The Miami Herald and the Orlando Sentinel are both reporting that Gov. Rick Scott instructed the Department of State to ask the federal government to halt its approval of Amendments 5 and 6, the two popular so-called “Fair Districts” amendments that limit the legislature’s ability to gerrymander districts.
Now, via press release, Fair Districts Now — a nonprofit dedicated to overseeing the implementation of 5 and 6 — says that by doing so, Scott and other officials have been caught abusing their power:
Within its first days in power, the new administration of Governor Rick Scott, through its Department of State, took extraordinary steps to thwart the will of the overwhelming majority of Florida voters who voted for redistricting reform in Florida.
On, November 2, 63% of Florida voters amended the Florida Constitution to include new non-partisan redistricting standards. When new laws affect voting as these do, the Voting Rights Act requires that the standards be reviewed and “pre-cleared” by the Justice Department (DOJ). It is the duty of the state to request DOJ pre-clearance. Governor Crist ordered that a formal request for pre-clearance be filed. The Florida Secretary of State’s office filed that request on December 10, 2010.
On January 7, 2011, as one of its first acts, the new administration of Governor Rick Scott, through its Department of State, in an apparent attempt to thwart the will of the voters, wrote to DOJ withdrawing the amendments from review. [Emphasis in original.]
One unanswered question remains: What role did Secretary of State Kurt Browning play in the department’s action?

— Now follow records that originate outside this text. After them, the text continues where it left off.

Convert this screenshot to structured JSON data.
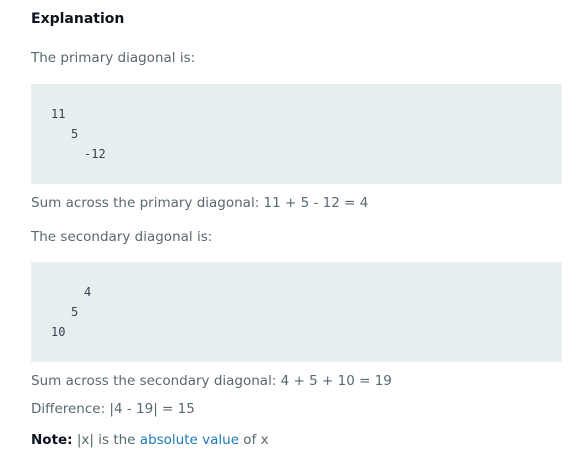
{
  "explanation": {
    "title": "Explanation",
    "primary_intro": "The primary diagonal is:",
    "primary_values": [
      "11",
      "5",
      "-12"
    ],
    "primary_sum": "Sum across the primary diagonal: 11 + 5 - 12 = 4",
    "secondary_intro": "The secondary diagonal is:",
    "secondary_values": [
      "4",
      "5",
      "10"
    ],
    "secondary_sum": "Sum across the secondary diagonal: 4 + 5 + 10 = 19",
    "difference": "Difference: |4 - 19| = 15",
    "note": {
      "label": "Note:",
      "before_link": " |x| is the ",
      "link_text": "absolute value",
      "after_link": " of x"
    }
  },
  "colors": {
    "heading": "#0e141e",
    "body_text": "#576871",
    "code_bg": "#e7eeef",
    "link": "#1f7ab8"
  }
}
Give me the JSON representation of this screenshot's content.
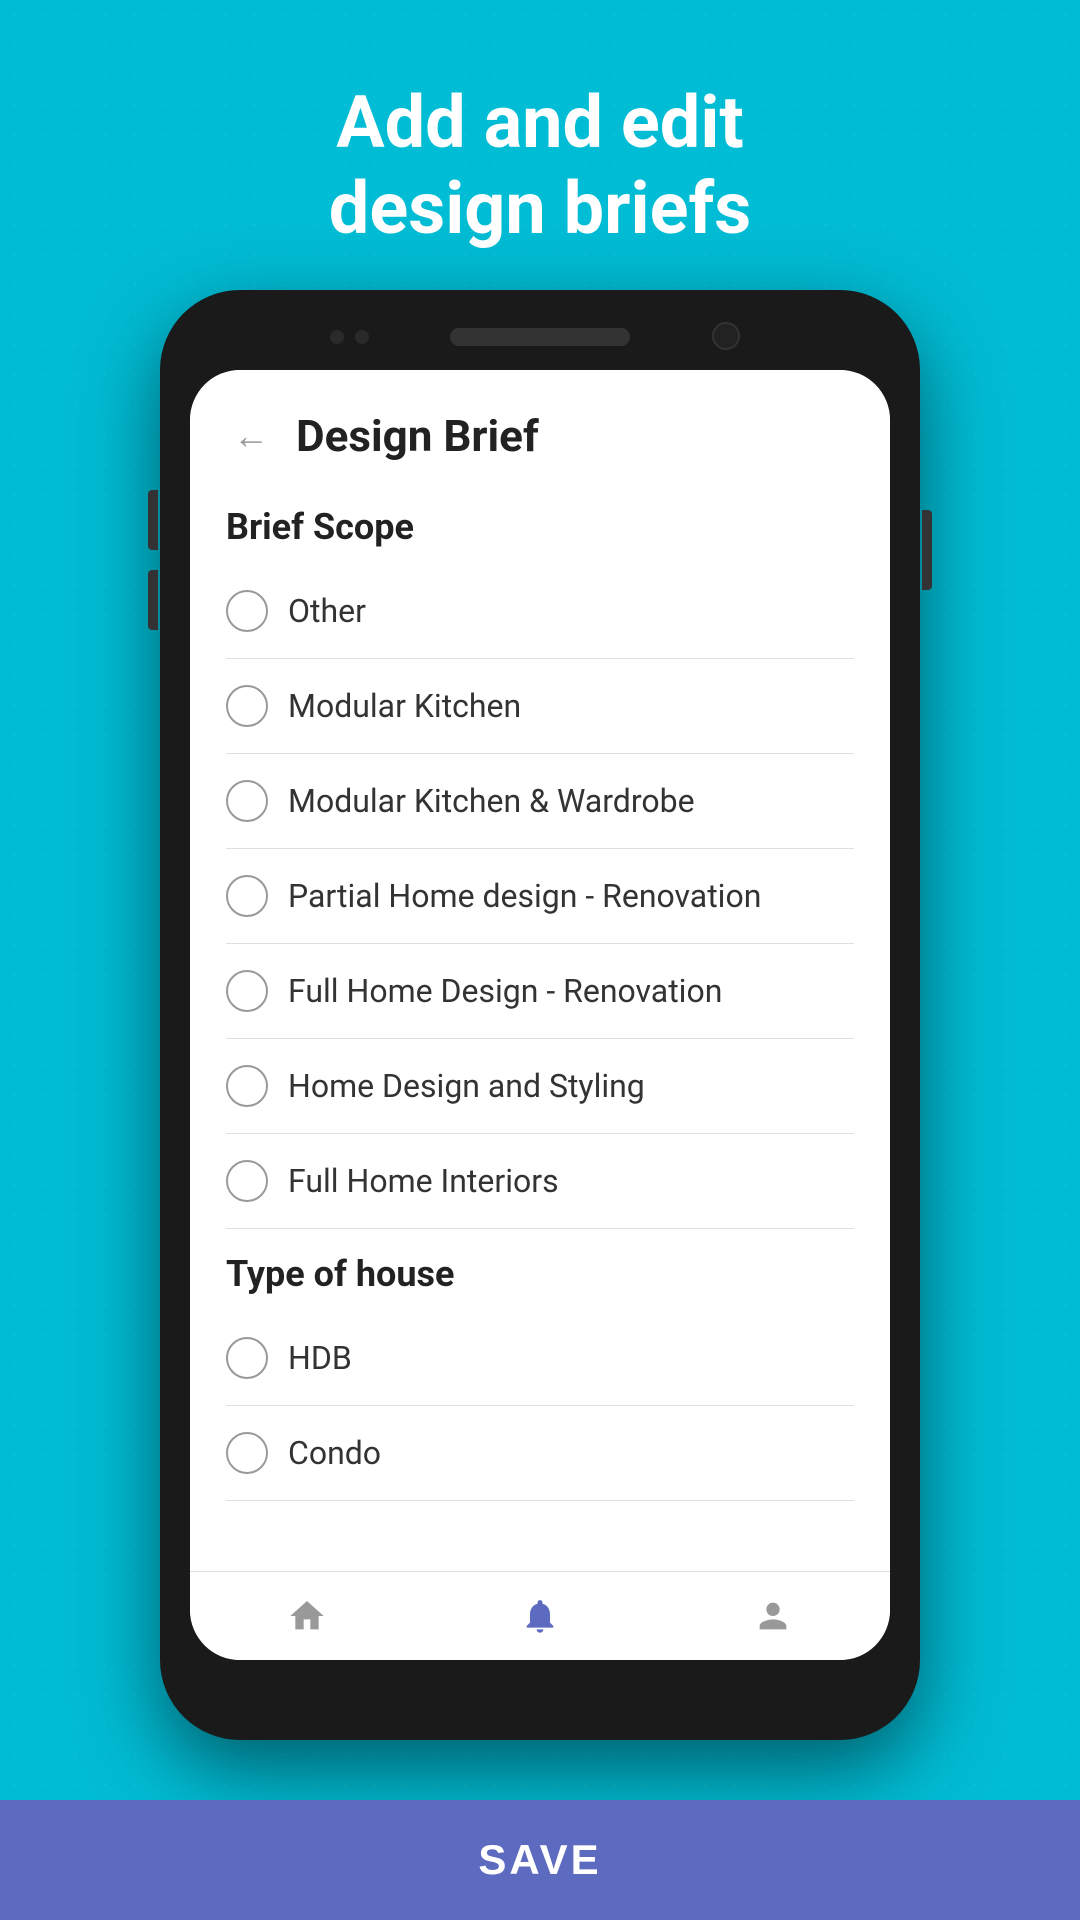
{
  "headline": {
    "line1": "Add and edit",
    "line2": "design briefs"
  },
  "app": {
    "title": "Design Brief",
    "back_label": "←"
  },
  "brief_scope": {
    "section_title": "Brief Scope",
    "options": [
      {
        "label": "Other",
        "checked": false
      },
      {
        "label": "Modular Kitchen",
        "checked": false
      },
      {
        "label": "Modular Kitchen & Wardrobe",
        "checked": false
      },
      {
        "label": "Partial Home design - Renovation",
        "checked": false
      },
      {
        "label": "Full Home Design - Renovation",
        "checked": false
      },
      {
        "label": "Home Design and Styling",
        "checked": false
      },
      {
        "label": "Full Home Interiors",
        "checked": false
      }
    ]
  },
  "type_of_house": {
    "section_title": "Type of house",
    "options": [
      {
        "label": "HDB",
        "checked": false
      },
      {
        "label": "Condo",
        "checked": false
      }
    ]
  },
  "save_button": {
    "label": "SAVE"
  },
  "bottom_nav": {
    "items": [
      {
        "icon": "home",
        "label": "Home",
        "active": false
      },
      {
        "icon": "notification",
        "label": "Notifications",
        "active": true
      },
      {
        "icon": "profile",
        "label": "Profile",
        "active": false
      }
    ]
  }
}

The letter sent by the Department of State (which you can read in full below) was dated Jan. 7 and sent on letterhead bearing the name of Jennifer Kennedy, then-acting secretary of state. But Scott had announced his appointment of Browning to the secretary post two days prior, and the Herald piece specifically names Browning as one of the officials behind the decision to withdraw from the amendment approval process.
Browning’s role is relevant because of his position as the president of Protect Your Vote, a political action committee dedicated to defeating Amendments 5 and 6 that was largely bankrolled by the Republican Party of Florida.
Department of State communications director Trey Stapleton emailed me to clarify that Browning had “no involvement” with the decision to withdraw the amendments from review.